Olívia foi a primeira a se manifestar depois de ouvir aquilo. Ela tinha algo que sentia que deveria dividir com todos também. Uma semelhança no mínimo absurda demais para ser ignorada.

— Isso me fez lembrar de um verão que eu passei nas montanhas com a minha família. Eu tinha oito anos. Era uma criança. Eu nunca vou esquecer dos dias que eu passei lá por dois motivos. Um, porque era o cenário da maioria das histórias macabras que meus avós me contavam sobre bruxas e lobisomens e o outro foi por causa do que aconteceu no final de tarde do terceiro dia de nossa estadia por lá. Nesse dia eu tomava banho em um rio próximo com meus familiares e alguns amigos que conheci por ali e depois de algumas horas muito agradáveis de diversões e brincadeiras eu me afastei um pouco para conhecer o lugar. Fui parar na floresta, entretida com a beleza do lugar. Colhendo flores e frutas, como chapeuzinho vermelho. Distraída e deslumbrada. Quando a vi pela primeira vez, minhas pernas ficaram bambas. Eu não senti meu corpo. Fiquei tonta. Parecia que eu ia desmaiar. Era uma velha assim, exatamente como você descreveu, Lilica, — As duas se olharam assustadas. Lilica não estava preparada para aquilo. Tanto quanto Olivia não estava quando a amiga fez a descrição detalhada da velha que ela viu na floresta naquele dia.

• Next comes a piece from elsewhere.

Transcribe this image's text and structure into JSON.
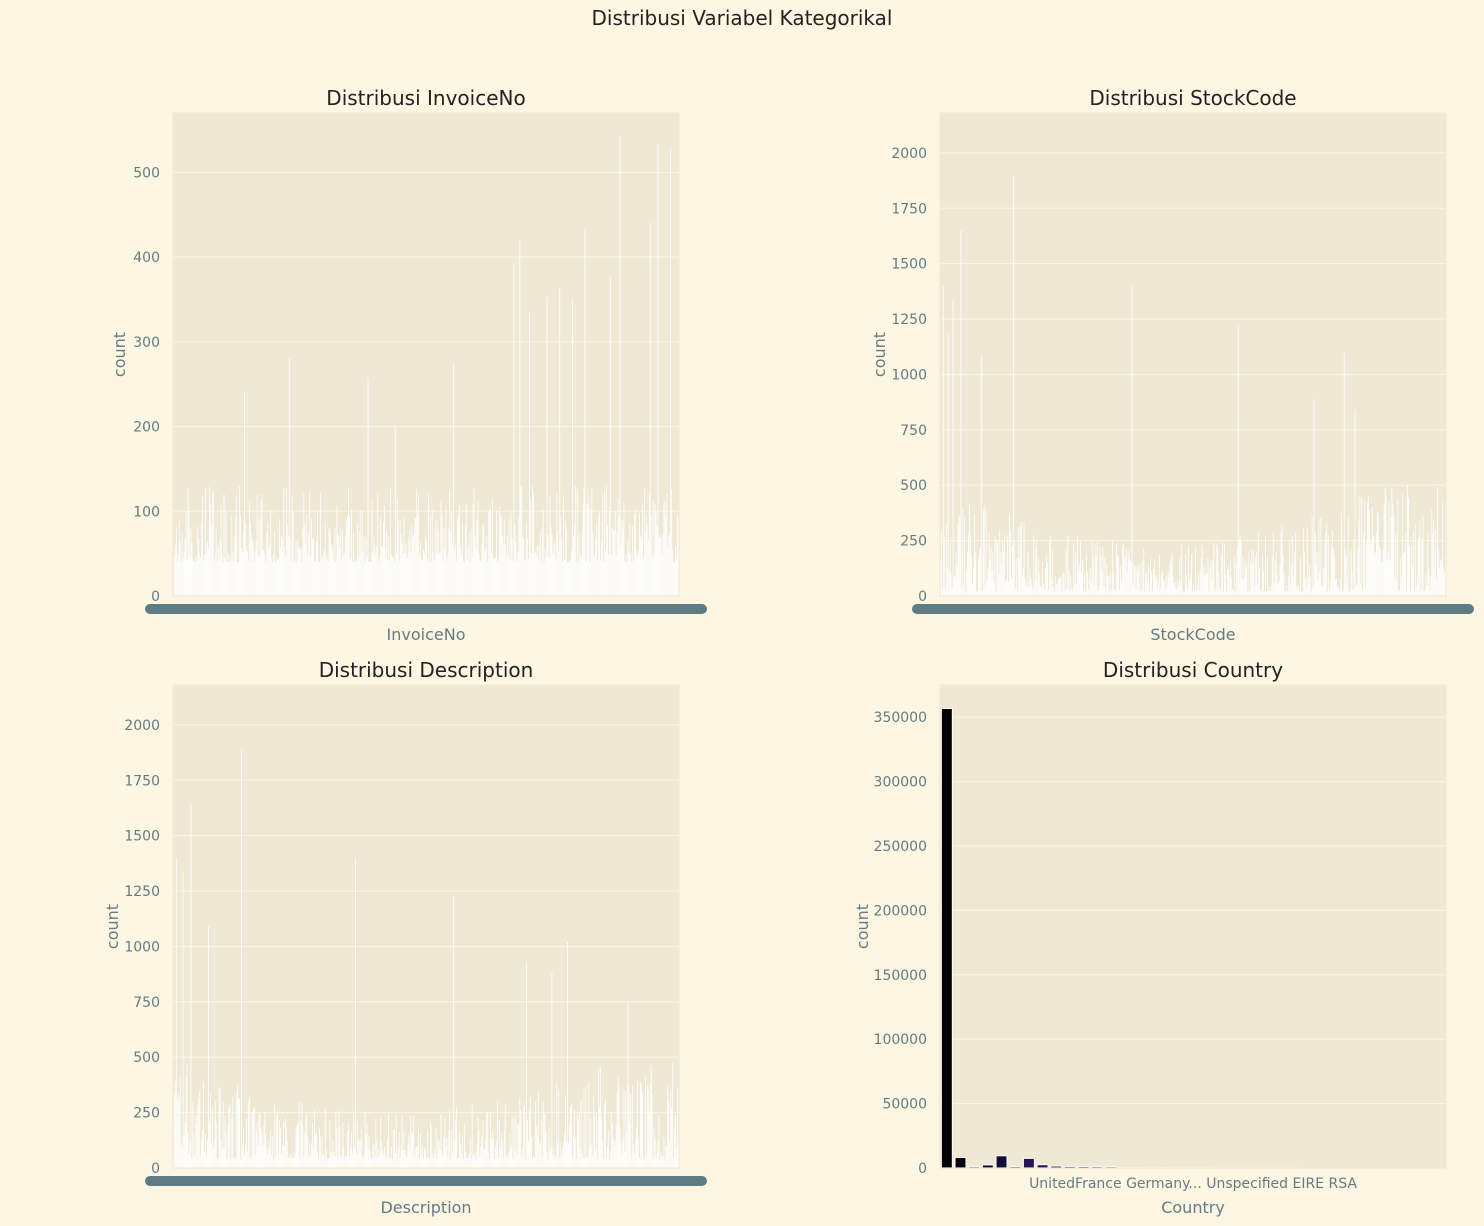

— Isso é impossível. Olivia. Você está insinuando que elas são a mesma pessoa?

— Eu realmente não sei. Mas deixa eu concluir minha história.

— Agora isso tá mesmo ficando assustador, — advertiu Ringo, o palhaço da turma. Não estava brincando. Ele estava mesmo com muito medo.

— Continuando. A velha me olhava de baixo, com o lábio superior repuxado e os dentes podres. Começou a rir e foi como se uma xilogravura antiga de bruxa reencarnasse numa pessoa. Ela me encarou fundo nos olhos e disse: “Sinto o cheiro do seu medo. Não se preocupe. Sentir medo é bom. Mantém você viva!” e soltou uma gargalhada medonha que ecoou pela floresta. Eu me mijei toda. Mas como estava com roupa de banho, isso não foi tão ruim. Só precisava voltar para o rio e me banhar e estaria tudo certo. Só que isso ainda nem tinha sido tudo. O pior ainda estava por vir. Quando voltávamos para a cabana em que nos hospedamos, depois de uma curva perigosa na estrada de barro, um cadilac azul turquesa veio a toda a velocidade no sentido contrário e atropelou alguém. Também acabamos nos envolvendo no acidente. Pois na tentativa de desviar da pessoa que atravessava, o carro virou em direção a nós, já que do outro lado o que havia era o desfiladeiro e a morte certa. Mas pegou de raspão e por sorte nenhum dos ocupantes se feriu gravemente. Quando saímos para ver a desgraça, para meu espanto, a pessoa que estava caída e ensanguentada no chão era aquela velha que eu vi na floresta. Morta. Seus olhos abertos encarando o vazio e aquele leve sorriso irônico no rosto.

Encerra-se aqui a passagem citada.